The second kind of narrative directed frustration at the state of affairs inward. “We Tunisians are corrupt and violent,” I would often hear from young and old alike. “We are not ready for democracy” appeared to be the often-unspoken implication. This is another dark side of the post-colonial condition: a nagging sense of inferiority. It also reflects the lingering propaganda of decades of dictatorship. But, I suggest, there is also something else that is revealed. It reveals a fundamentally democratic anxiety: can the people rule itself? “Before the revolution, only Ben Ali and his family was corrupt, now we are all corrupted,” a young Tunisian woman told me. “Power corrupts,” the saying goes. If democracy is the decentering of power, is it not also the decentralization of corruption?

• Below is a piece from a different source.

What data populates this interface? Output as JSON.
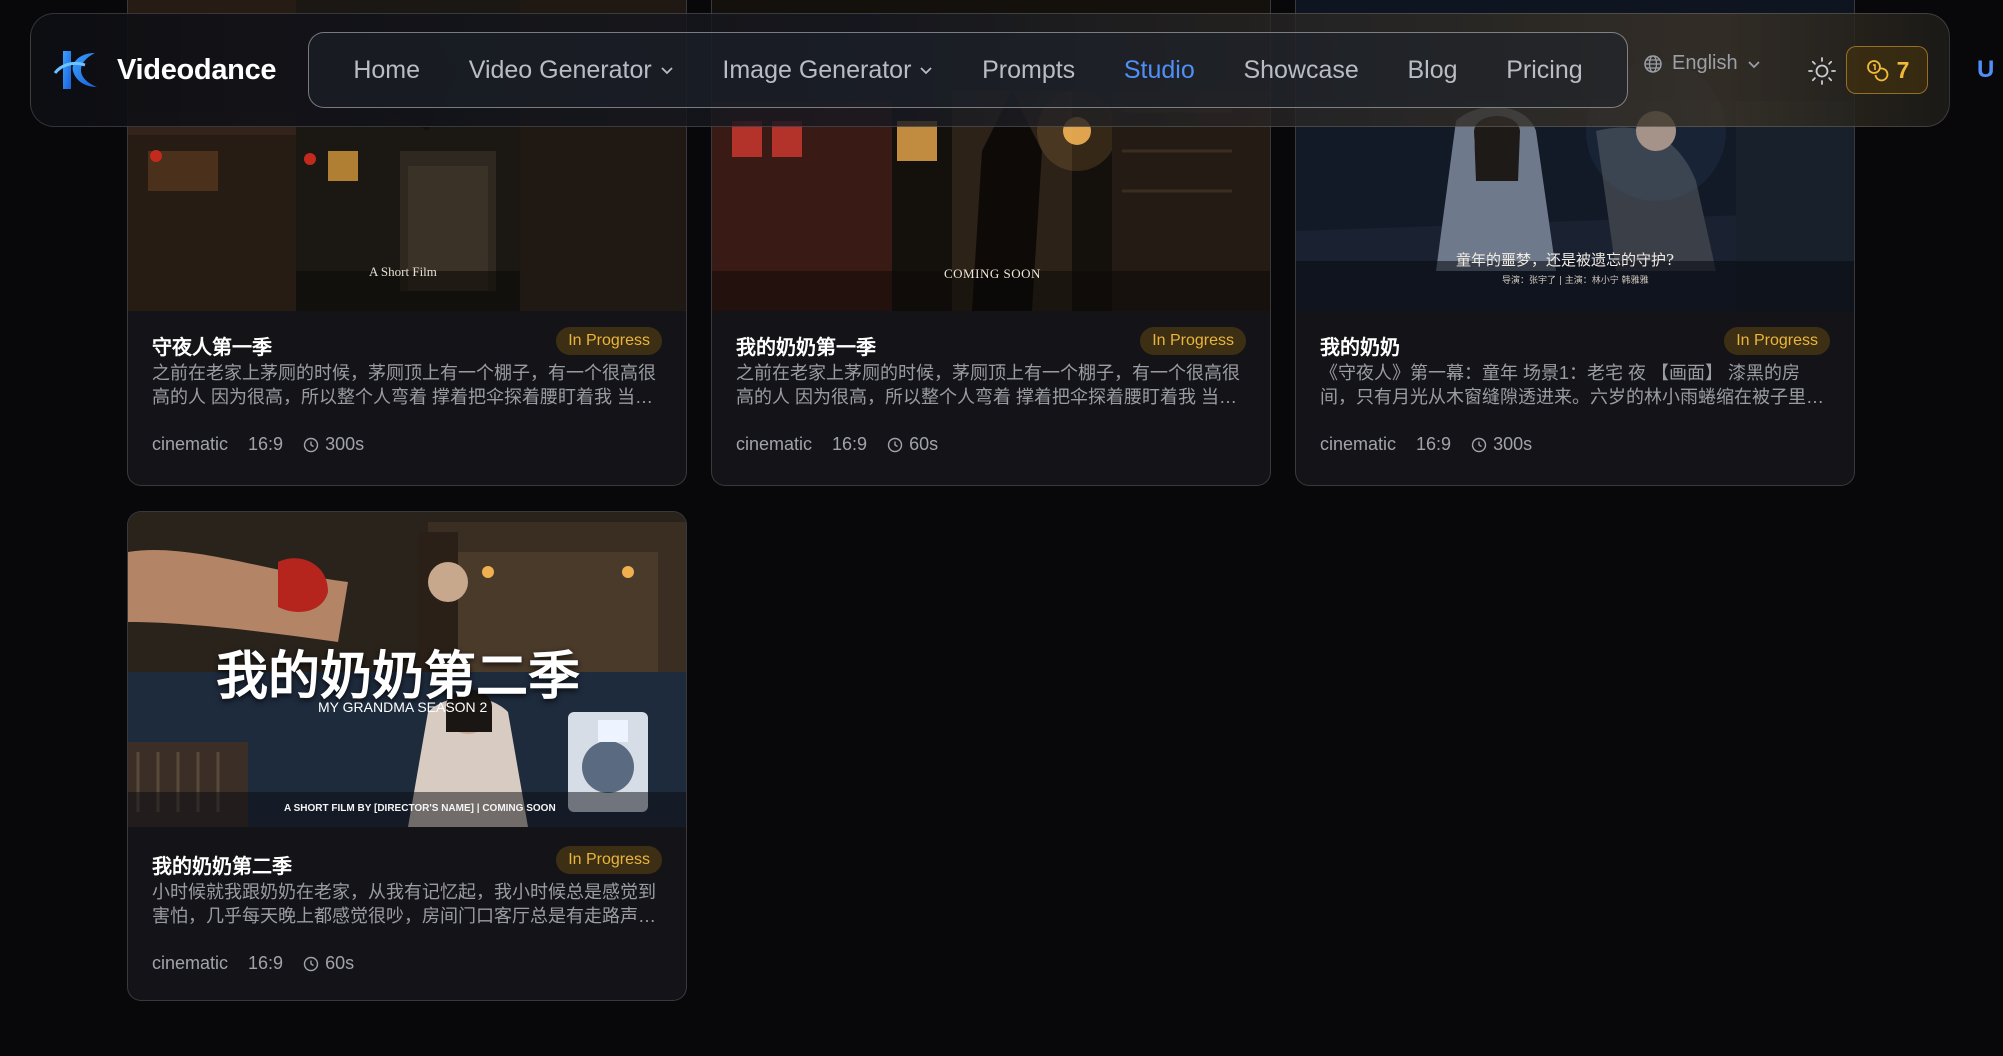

Democracy moves politics out from the shadow and into the light. By doing so, it can reveal many unsavory aspects of society that previously had been hidden. It can make visible things that were only dimly felt during the days of dictatorship. Following the revolution, thousands of young Tunisians left to fight for Islamists in Syria. Many came back and brought violence and bloodshed with them. Democracy did not stem the tide of corruption and violence in Tunisia, it only made them more perceptible.

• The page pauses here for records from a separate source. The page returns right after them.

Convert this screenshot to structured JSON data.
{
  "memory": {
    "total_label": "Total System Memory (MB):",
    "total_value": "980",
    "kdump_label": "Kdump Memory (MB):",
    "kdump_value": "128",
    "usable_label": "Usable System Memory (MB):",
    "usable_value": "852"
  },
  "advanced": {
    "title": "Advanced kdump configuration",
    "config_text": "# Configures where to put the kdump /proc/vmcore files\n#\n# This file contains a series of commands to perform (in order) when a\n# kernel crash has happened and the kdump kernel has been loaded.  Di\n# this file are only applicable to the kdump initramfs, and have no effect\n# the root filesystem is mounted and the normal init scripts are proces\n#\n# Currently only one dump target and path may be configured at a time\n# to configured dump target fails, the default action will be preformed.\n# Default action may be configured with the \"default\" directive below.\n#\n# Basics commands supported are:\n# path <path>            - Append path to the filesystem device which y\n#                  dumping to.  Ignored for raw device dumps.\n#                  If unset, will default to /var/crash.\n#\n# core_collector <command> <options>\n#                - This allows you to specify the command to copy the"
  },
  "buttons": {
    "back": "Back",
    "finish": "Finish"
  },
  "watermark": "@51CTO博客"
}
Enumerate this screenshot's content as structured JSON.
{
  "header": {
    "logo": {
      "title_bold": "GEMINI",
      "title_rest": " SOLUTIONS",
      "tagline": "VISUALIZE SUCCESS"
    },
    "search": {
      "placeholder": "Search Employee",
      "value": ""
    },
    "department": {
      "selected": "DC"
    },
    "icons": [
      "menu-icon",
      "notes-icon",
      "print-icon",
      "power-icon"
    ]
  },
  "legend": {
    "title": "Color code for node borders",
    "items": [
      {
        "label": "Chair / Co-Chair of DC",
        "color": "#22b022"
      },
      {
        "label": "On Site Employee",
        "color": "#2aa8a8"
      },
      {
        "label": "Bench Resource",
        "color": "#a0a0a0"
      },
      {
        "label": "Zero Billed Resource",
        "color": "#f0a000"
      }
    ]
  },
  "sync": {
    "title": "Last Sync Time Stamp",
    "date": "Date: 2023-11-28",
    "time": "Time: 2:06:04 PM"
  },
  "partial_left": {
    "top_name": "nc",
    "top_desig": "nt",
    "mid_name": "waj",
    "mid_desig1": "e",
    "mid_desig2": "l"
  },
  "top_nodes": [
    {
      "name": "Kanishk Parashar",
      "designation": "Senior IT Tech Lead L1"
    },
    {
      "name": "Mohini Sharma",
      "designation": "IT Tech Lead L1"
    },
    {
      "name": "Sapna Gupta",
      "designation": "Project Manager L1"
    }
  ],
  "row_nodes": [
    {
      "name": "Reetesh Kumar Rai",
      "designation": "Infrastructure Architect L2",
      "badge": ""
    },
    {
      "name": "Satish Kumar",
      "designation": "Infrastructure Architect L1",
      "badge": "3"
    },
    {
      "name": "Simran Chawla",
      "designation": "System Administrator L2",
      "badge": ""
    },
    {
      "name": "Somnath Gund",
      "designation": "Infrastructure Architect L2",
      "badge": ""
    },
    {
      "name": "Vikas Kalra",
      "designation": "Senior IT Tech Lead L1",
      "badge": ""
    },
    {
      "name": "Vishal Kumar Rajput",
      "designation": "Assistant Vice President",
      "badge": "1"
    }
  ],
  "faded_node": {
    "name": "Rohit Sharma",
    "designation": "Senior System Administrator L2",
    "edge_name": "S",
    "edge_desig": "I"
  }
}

Saied channels two competing and popular desires: the desire to realize the true potential of the revolution, and the desire to return to the comfort of the authoritarian silence. Yet to believe that giving unbridled power to one man is the way out of the democratic labyrinth is no less a delusion than the notion that somehow removing immigrants will lead back to a golden age. Dictatorship does not solve the problems of democracy. At best it only hides them for a time.

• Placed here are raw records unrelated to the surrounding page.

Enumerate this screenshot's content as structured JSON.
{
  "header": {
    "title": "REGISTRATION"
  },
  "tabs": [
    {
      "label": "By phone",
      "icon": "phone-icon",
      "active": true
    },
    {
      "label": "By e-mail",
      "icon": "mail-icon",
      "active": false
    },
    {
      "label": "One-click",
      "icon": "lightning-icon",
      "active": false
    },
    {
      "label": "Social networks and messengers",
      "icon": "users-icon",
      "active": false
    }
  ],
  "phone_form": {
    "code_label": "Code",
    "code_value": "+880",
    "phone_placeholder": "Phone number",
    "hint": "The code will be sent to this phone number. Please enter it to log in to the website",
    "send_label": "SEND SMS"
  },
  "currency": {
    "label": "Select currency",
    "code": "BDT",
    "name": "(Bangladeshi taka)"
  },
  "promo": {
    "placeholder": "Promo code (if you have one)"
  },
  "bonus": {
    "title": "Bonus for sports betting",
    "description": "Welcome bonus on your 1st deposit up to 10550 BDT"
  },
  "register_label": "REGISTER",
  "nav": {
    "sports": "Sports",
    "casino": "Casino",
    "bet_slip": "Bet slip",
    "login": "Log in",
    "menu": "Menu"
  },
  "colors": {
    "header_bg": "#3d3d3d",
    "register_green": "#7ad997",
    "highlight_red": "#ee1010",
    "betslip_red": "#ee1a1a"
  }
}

What Saied represents is nothing less than the terror of the democratic condition.
Tunisian populism is not exceptional, even less peripheral in relation to larger global trends, but rather reveals the enduring tensions of democracy that remains obscured in more established democracies. In places where democracy is not taken for granted, the people have not yet gained the confidence in themselves to externalize all of their dark impulses onto some imagined other. What Saied represents is nothing less than the terror of the democratic condition: the fear that individually and collectively, we the people will not be up to the task of governing ourselves. This anxiety is rarely acknowledged by the defenders of democracy and is therefore all the more easily exploited by would-be tyrants.
The strength of Tunisia’s civil society, and above all the looming economic meltdown, will likely mean that Saied’s days are numbered. If and when democracy returns, its champions inside and outside of Tunisia need to be more clear-eyed about its inherent contradictions. Nor should we fall into our own tendency of scapegoating populism and its proponents. Populism channels perennial democratic fears: fears that outsiders will corrupt the purity of the people, fears that the elected rulers will devour the people, and finally fears of the people themselves. We all carry these fears within ourselves, and we must acknowledge them in order to confront them.